2020-12-14 updated
At CYBERDYNE Inc. [Tsukuba, Ibaraki, CEO: Yoshiyuki Sankai (the “Company”)] meeting of the Board of Directors that was held today, the setting of the record date to convene an Extraordinary Meeting of Shareholders and its meeting agenda was resolved. Details related to this matter is stated below.
1 Setting of the record date to convene an Extraordinary Meeting of Shareholders
In order to determine the shareholders eligible to execute his/her voting rights at the relevant Extraordinary Meeting of Shareholders, the Company sets the record date on January 8 (Fri), 2021. The shareholders who are registered in the shareholders’ registry as of the aforementioned date will be the shareholders eligible to execute their voting rights.
(1) Record date: January 8 (Fri), 2021.
(2) Date of public notice: December 18 (Fri) 2020
(3) Method of public notice: Electronic notice posting on the Company website
https://www.cyberdyne.jp/english/company/IR.html
2 Date of Extraordinary Meeting of Shareholders and agenda
(1) Date of Extraordinary Meeting of Shareholders: 11 AM, March 4 (Thu) 2021
(2) Venue: Large Hall, NOVA HALL, 1-10-1 Azuma, Tsukuba, Ibaraki
(3) Meeting agenda: With regards to reduction of capital and disposition of surplus
3 With regards to reduction of capital and disposition of surplus
(1) The reason for the reduction of capital and disposition of surplus
The Company proposes to reduce the capital and to dispose of surplus in the hope to ensure flexibility and mobility in future capital policies and to reduce the tax burden. To be more precise, the Company intends to reduce the amount of capital and to transfer it to other capital surpluses in accordance with the Companies Act Article 447-1. Furthermore, if the reduction of the capital comes into effect, the Company intends to transfer part of increased other capital surplus to retained earnings brought forward in accordance to the Companies Act Article 452 to supply its deficiency. These transactions are accounting transfers within the net assets section, and consequently, the Company’s net assets will remain unchanged. Furthermore, there will be no changes in the total number of issued shares, and it will not affect the shareholders’ shares held or net asset per share.
(2) Outline of the reduction of the capital
① Amount of capital reduced
From the current capital of ¥26,778,447,600 Yen, ¥26,768,447,600 Yen will be reduced, bringing the capital to ¥10,000,000 Yen.
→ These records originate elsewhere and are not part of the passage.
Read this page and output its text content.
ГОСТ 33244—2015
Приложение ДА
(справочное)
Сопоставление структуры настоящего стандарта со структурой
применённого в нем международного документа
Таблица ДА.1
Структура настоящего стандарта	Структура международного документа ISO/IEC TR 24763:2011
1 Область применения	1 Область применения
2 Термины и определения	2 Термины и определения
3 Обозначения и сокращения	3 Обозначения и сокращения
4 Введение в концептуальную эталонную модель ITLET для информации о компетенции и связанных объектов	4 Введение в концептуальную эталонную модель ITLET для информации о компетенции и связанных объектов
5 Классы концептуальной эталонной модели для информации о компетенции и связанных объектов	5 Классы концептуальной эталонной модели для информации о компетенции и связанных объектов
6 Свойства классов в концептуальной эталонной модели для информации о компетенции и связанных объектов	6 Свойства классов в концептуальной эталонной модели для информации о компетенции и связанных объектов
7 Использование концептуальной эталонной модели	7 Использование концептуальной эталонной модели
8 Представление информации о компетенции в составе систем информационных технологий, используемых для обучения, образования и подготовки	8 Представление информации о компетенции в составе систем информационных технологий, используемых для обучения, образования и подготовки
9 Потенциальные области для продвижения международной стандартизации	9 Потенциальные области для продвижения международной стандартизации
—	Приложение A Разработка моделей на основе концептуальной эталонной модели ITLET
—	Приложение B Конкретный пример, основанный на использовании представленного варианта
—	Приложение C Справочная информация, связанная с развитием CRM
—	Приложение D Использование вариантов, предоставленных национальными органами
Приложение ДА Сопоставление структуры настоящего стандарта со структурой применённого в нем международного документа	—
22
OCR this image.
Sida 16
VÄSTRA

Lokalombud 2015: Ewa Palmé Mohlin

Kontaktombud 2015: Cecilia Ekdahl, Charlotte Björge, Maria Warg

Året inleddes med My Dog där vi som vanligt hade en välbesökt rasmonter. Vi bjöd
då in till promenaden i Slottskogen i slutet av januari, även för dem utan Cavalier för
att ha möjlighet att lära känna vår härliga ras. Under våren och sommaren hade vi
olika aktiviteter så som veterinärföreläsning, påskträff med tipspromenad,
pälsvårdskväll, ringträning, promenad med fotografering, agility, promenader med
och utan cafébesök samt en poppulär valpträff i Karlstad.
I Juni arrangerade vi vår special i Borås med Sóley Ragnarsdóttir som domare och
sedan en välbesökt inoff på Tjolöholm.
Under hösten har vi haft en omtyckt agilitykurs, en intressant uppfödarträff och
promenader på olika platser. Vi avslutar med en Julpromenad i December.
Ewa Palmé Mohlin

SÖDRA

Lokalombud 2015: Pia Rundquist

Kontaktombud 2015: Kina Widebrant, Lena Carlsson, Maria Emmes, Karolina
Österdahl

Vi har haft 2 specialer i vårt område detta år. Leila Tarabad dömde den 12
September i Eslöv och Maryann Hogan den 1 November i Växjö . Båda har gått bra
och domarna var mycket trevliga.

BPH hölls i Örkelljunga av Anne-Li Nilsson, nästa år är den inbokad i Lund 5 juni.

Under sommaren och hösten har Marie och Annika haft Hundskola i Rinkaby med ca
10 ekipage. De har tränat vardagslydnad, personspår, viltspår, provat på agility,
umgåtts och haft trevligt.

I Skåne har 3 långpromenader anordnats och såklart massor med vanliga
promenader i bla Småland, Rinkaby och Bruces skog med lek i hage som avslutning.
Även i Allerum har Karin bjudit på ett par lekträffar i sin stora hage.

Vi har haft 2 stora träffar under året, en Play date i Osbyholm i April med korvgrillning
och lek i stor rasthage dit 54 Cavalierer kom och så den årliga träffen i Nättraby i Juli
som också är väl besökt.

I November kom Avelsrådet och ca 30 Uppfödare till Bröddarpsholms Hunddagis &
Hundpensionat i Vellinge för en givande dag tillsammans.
② Method of reduction of capital
There will be no changes in the total number of shares issued. The entire capital reduced will be transferred to other capital surpluses
(3) Outline of termination of surplus
① Decreasing surplus item and their amount
Other capital surpluses ¥10,355,087,255 Yen
② Increasing surplus item and their amount
Retained earnings brought forward ¥10,355,087,255 Yen
(4) Schedule of reducing capital and termination of surplus
① Resolution at the Board of Directors December 14 (Mon), 2020
② Date of public notice of creditor’s objection January 26 (Tue), 2021
③ Final date for creditor’s objection February 26 (Fri), 2021
④ Resolution at the Extraordinary Meeting of Shareholders March 4 (Thu) 2021
⑤ Effective date March 4 (Thu) 2021
(5) Prospects
The transactions are accounting transfers within the net assets section, and consequently, the Company’s net assets will remain unchanged. Furthermore, there will be no changes in the total number of issued shares, and it will not affect the shareholders’ shares held or net asset per share. The detail stated will not come into effect, if the proposal is not approved at the relevant Extraordinary Meeting of Shareholders.